On a long hike to a mountaintop, we trudged side-by-side in a group of six. I topped the peak in last place, a few meters behind her, but she felt proud, having begun the trek with considerable trepidation. I felt proud of her; much of our conversation involved me convincing her that a girl of nine could master a mountain.
One day, walking with Linda and my son Lewis, Autumn and I began to joke about some music coming from the door of a café. So we danced on the sidewalk, she and I, a clomping, arm-swinging, ludicrous sort of dance, but oh we danced!
I say I love you to a motley bunch of hims and hers, old and young—Christian, Hindu, atheist, Muslim—accountant, professor, carpenter, ex-student, pastor, computer techie, nurse, office administrator, . . . . I count every one as gift.
I read friendship literature, almost always with disappointment. Efforts to classify friendships by type, for instance, strike me as futile. In any case, I do not understand the value of asking, “Hmm, what ‘type’ of friendship do Ahmed and I have?” When a friendship goes awry, I do not find it helpful to divide and classify, applying labels to the was, is, and will be. I love what Maya Angelou says, “We are more alike, my friend, than unalike,” and yet individual complexities give every human a uniqueness that, likewise, makes every friendship unique. It has never occurred to me that I should ask, “Hmm, what ‘type’ of human is Roshni?”

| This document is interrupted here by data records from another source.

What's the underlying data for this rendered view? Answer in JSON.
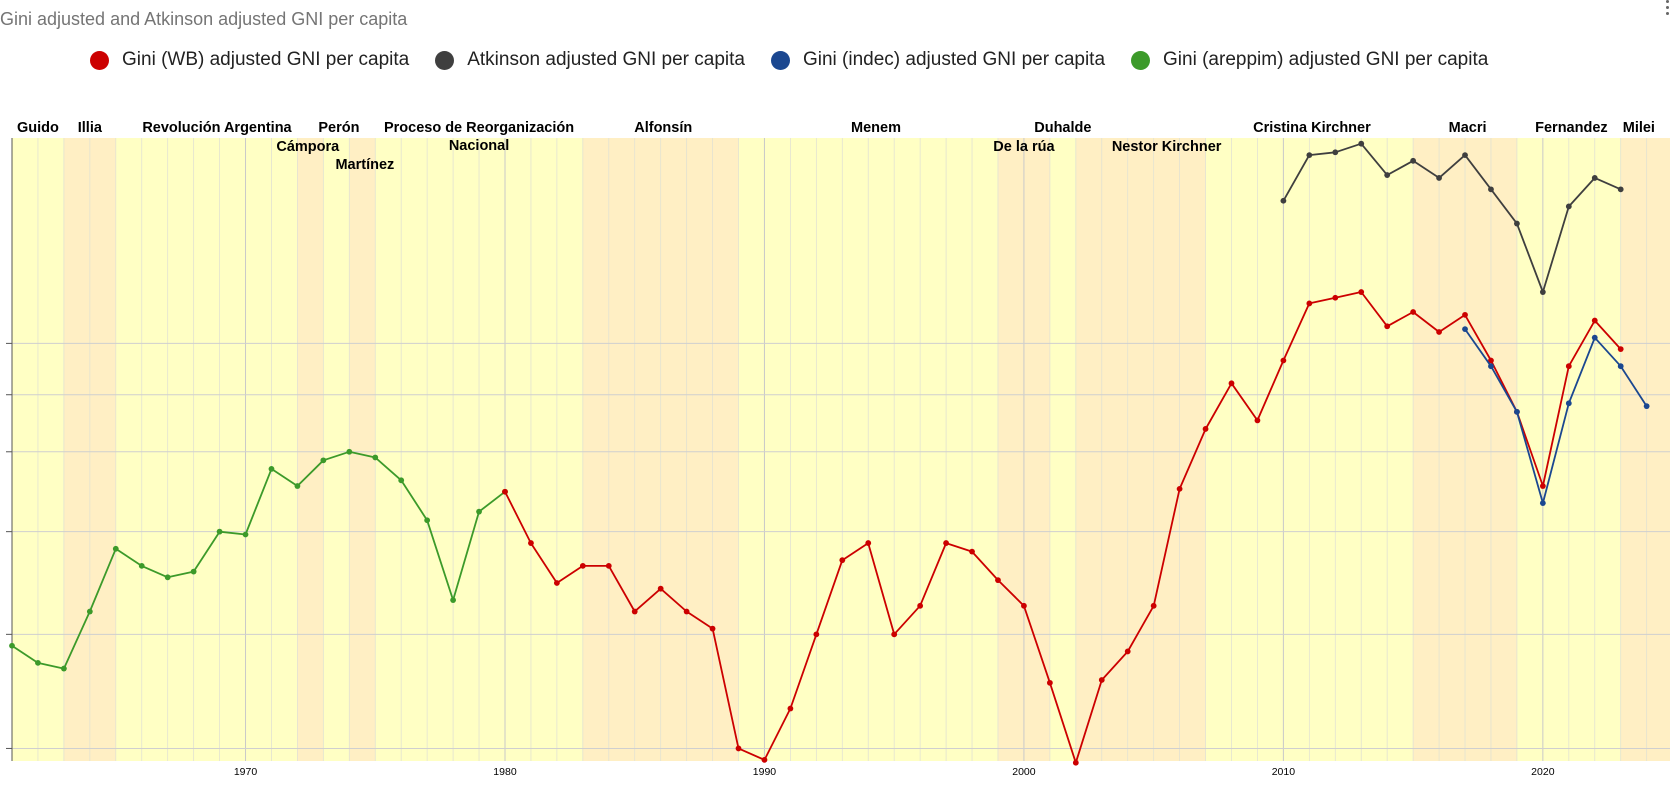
{
  "chart_data": {
    "type": "line",
    "title": "Gini adjusted and Atkinson adjusted GNI per capita",
    "xlabel": "",
    "ylabel": "",
    "xlim": [
      1961,
      2024.9
    ],
    "ylim": [
      3780,
      14700
    ],
    "x_ticks": [
      1970,
      1980,
      1990,
      2000,
      2010,
      2020
    ],
    "y_gridlines": [
      4000,
      6000,
      7800,
      9200,
      10200,
      11100
    ],
    "grid": true,
    "legend_position": "top",
    "series": [
      {
        "name": "Gini (WB) adjusted GNI per capita",
        "color": "#cc0000",
        "points": [
          [
            1980,
            8500
          ],
          [
            1981,
            7600
          ],
          [
            1982,
            6900
          ],
          [
            1983,
            7200
          ],
          [
            1984,
            7200
          ],
          [
            1985,
            6400
          ],
          [
            1986,
            6800
          ],
          [
            1987,
            6400
          ],
          [
            1988,
            6100
          ],
          [
            1989,
            4000
          ],
          [
            1990,
            3800
          ],
          [
            1991,
            4700
          ],
          [
            1992,
            6000
          ],
          [
            1993,
            7300
          ],
          [
            1994,
            7600
          ],
          [
            1995,
            6000
          ],
          [
            1996,
            6500
          ],
          [
            1997,
            7600
          ],
          [
            1998,
            7450
          ],
          [
            1999,
            6950
          ],
          [
            2000,
            6500
          ],
          [
            2001,
            5150
          ],
          [
            2002,
            3750
          ],
          [
            2003,
            5200
          ],
          [
            2004,
            5700
          ],
          [
            2005,
            6500
          ],
          [
            2006,
            8550
          ],
          [
            2007,
            9600
          ],
          [
            2008,
            10400
          ],
          [
            2009,
            9750
          ],
          [
            2010,
            10800
          ],
          [
            2011,
            11800
          ],
          [
            2012,
            11900
          ],
          [
            2013,
            12000
          ],
          [
            2014,
            11400
          ],
          [
            2015,
            11650
          ],
          [
            2016,
            11300
          ],
          [
            2017,
            11600
          ],
          [
            2018,
            10800
          ],
          [
            2019,
            9900
          ],
          [
            2020,
            8600
          ],
          [
            2021,
            10700
          ],
          [
            2022,
            11500
          ],
          [
            2023,
            11000
          ]
        ]
      },
      {
        "name": "Atkinson adjusted GNI per capita",
        "color": "#3f3f3f",
        "points": [
          [
            2010,
            13600
          ],
          [
            2011,
            14400
          ],
          [
            2012,
            14450
          ],
          [
            2013,
            14600
          ],
          [
            2014,
            14050
          ],
          [
            2015,
            14300
          ],
          [
            2016,
            14000
          ],
          [
            2017,
            14400
          ],
          [
            2018,
            13800
          ],
          [
            2019,
            13200
          ],
          [
            2020,
            12000
          ],
          [
            2021,
            13500
          ],
          [
            2022,
            14000
          ],
          [
            2023,
            13800
          ]
        ]
      },
      {
        "name": "Gini (indec) adjusted GNI per capita",
        "color": "#1a4790",
        "points": [
          [
            2017,
            11350
          ],
          [
            2018,
            10700
          ],
          [
            2019,
            9900
          ],
          [
            2020,
            8300
          ],
          [
            2021,
            10050
          ],
          [
            2022,
            11200
          ],
          [
            2023,
            10700
          ],
          [
            2024,
            10000
          ]
        ]
      },
      {
        "name": "Gini (areppim) adjusted GNI per capita",
        "color": "#3c9a2a",
        "points": [
          [
            1961,
            5800
          ],
          [
            1962,
            5500
          ],
          [
            1963,
            5400
          ],
          [
            1964,
            6400
          ],
          [
            1965,
            7500
          ],
          [
            1966,
            7200
          ],
          [
            1967,
            7000
          ],
          [
            1968,
            7100
          ],
          [
            1969,
            7800
          ],
          [
            1970,
            7750
          ],
          [
            1971,
            8900
          ],
          [
            1972,
            8600
          ],
          [
            1973,
            9050
          ],
          [
            1974,
            9200
          ],
          [
            1975,
            9100
          ],
          [
            1976,
            8700
          ],
          [
            1977,
            8000
          ],
          [
            1978,
            6600
          ],
          [
            1979,
            8150
          ],
          [
            1980,
            8500
          ]
        ]
      }
    ],
    "eras": [
      {
        "label": "Guido",
        "from": 1961,
        "to": 1963,
        "lines": [
          "Guido"
        ],
        "label_x": 1962,
        "level": 0
      },
      {
        "label": "Illia",
        "from": 1963,
        "to": 1965,
        "lines": [
          "Illia"
        ],
        "label_x": 1964,
        "level": 0
      },
      {
        "label": "Revolución Argentina",
        "from": 1965,
        "to": 1972,
        "lines": [
          "Revolución Argentina"
        ],
        "label_x": 1968.9,
        "level": 0
      },
      {
        "label": "Cámpora",
        "from": 1972,
        "to": 1973,
        "lines": [
          "Cámpora"
        ],
        "label_x": 1972.4,
        "level": 1
      },
      {
        "label": "Perón",
        "from": 1973,
        "to": 1974,
        "lines": [
          "Perón"
        ],
        "label_x": 1973.6,
        "level": 0
      },
      {
        "label": "Martínez",
        "from": 1974,
        "to": 1975,
        "lines": [
          "Martínez"
        ],
        "label_x": 1974.6,
        "level": 2
      },
      {
        "label": "Proceso de Reorganización Nacional",
        "from": 1975,
        "to": 1983,
        "lines": [
          "Proceso de Reorganización",
          "Nacional"
        ],
        "label_x": 1979,
        "level": 0
      },
      {
        "label": "Alfonsín",
        "from": 1983,
        "to": 1989,
        "lines": [
          "Alfonsín"
        ],
        "label_x": 1986.1,
        "level": 0
      },
      {
        "label": "Menem",
        "from": 1989,
        "to": 1999,
        "lines": [
          "Menem"
        ],
        "label_x": 1994.3,
        "level": 0
      },
      {
        "label": "De la rúa",
        "from": 1999,
        "to": 2001,
        "lines": [
          "De la rúa"
        ],
        "label_x": 2000,
        "level": 1
      },
      {
        "label": "Duhalde",
        "from": 2001,
        "to": 2002,
        "lines": [
          "Duhalde"
        ],
        "label_x": 2001.5,
        "level": 0
      },
      {
        "label": "Nestor Kirchner",
        "from": 2002,
        "to": 2007,
        "lines": [
          "Nestor Kirchner"
        ],
        "label_x": 2005.5,
        "level": 1
      },
      {
        "label": "Cristina Kirchner",
        "from": 2007,
        "to": 2015,
        "lines": [
          "Cristina Kirchner"
        ],
        "label_x": 2011.1,
        "level": 0
      },
      {
        "label": "Macri",
        "from": 2015,
        "to": 2019,
        "lines": [
          "Macri"
        ],
        "label_x": 2017.1,
        "level": 0
      },
      {
        "label": "Fernandez",
        "from": 2019,
        "to": 2023,
        "lines": [
          "Fernandez"
        ],
        "label_x": 2021.1,
        "level": 0
      },
      {
        "label": "Milei",
        "from": 2023,
        "to": 2024.9,
        "lines": [
          "Milei"
        ],
        "label_x": 2023.7,
        "level": 0
      }
    ],
    "era_colors": [
      "#ffffc4",
      "#ffefc4"
    ]
  },
  "legend": [
    {
      "label": "Gini (WB) adjusted GNI per capita",
      "color": "#cc0000"
    },
    {
      "label": "Atkinson adjusted GNI per capita",
      "color": "#3f3f3f"
    },
    {
      "label": "Gini (indec) adjusted GNI per capita",
      "color": "#1a4790"
    },
    {
      "label": "Gini (areppim) adjusted GNI per capita",
      "color": "#3c9a2a"
    }
  ]
}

How many human beings exist? How many possible friendships, mathematically speaking, could form? Let friendship proliferate unabated, exponentially, with a wild diversity (I am tempted to say ‘promiscuity’) of age, gender, color, culture, religion, forever!

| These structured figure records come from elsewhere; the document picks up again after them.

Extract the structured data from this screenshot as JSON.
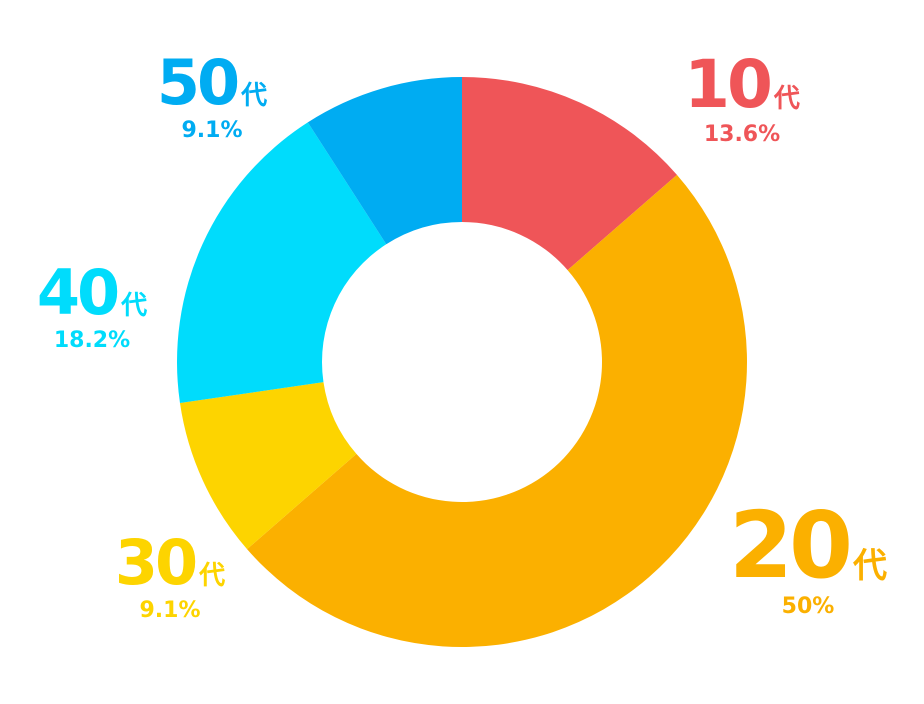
{
  "chart_data": {
    "type": "pie",
    "donut": true,
    "suffix": "代",
    "slices": [
      {
        "label": "10",
        "percent_label": "13.6%",
        "value": 13.6,
        "color": "#ef5558"
      },
      {
        "label": "20",
        "percent_label": "50%",
        "value": 50.0,
        "color": "#fbb000"
      },
      {
        "label": "30",
        "percent_label": "9.1%",
        "value": 9.1,
        "color": "#fdd400"
      },
      {
        "label": "40",
        "percent_label": "18.2%",
        "value": 18.2,
        "color": "#00dcfc"
      },
      {
        "label": "50",
        "percent_label": "9.1%",
        "value": 9.1,
        "color": "#00acf2"
      }
    ]
  }
}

Well, true, we can only sustain a very limited number of friendships in a lifetime. Our finiteness in time and space limits our capacity for acting upon our love. But perhaps not. I recall a story I have told before: I met a man on an airplane, a year before I married. As he left to board another flight, he said of his 50-year marriage, “My wife died a few months ago. Cherish your wife; it does not last long enough.” I never met him again; I think of him as a friend. Friendship never lasts long enough.
I insist upon this: friendship is the foundational human relationship. For Christians, God is friend; and a human, Abraham, for instance, can be a friend of God’s. Every other relationship we have, with God or each other, has definition and purpose—role, costume, and script. Friendship needs none of those. Conversely, I cannot imagine marriage or child-rearing without friendship at the core. My wife is my best friend, and I know our life together would be profoundly diminished, if that were not so.
To romance belongs the naked body, but it wears the cultural, social garments of marriage. To romance and friendship alike belongs the naked heart.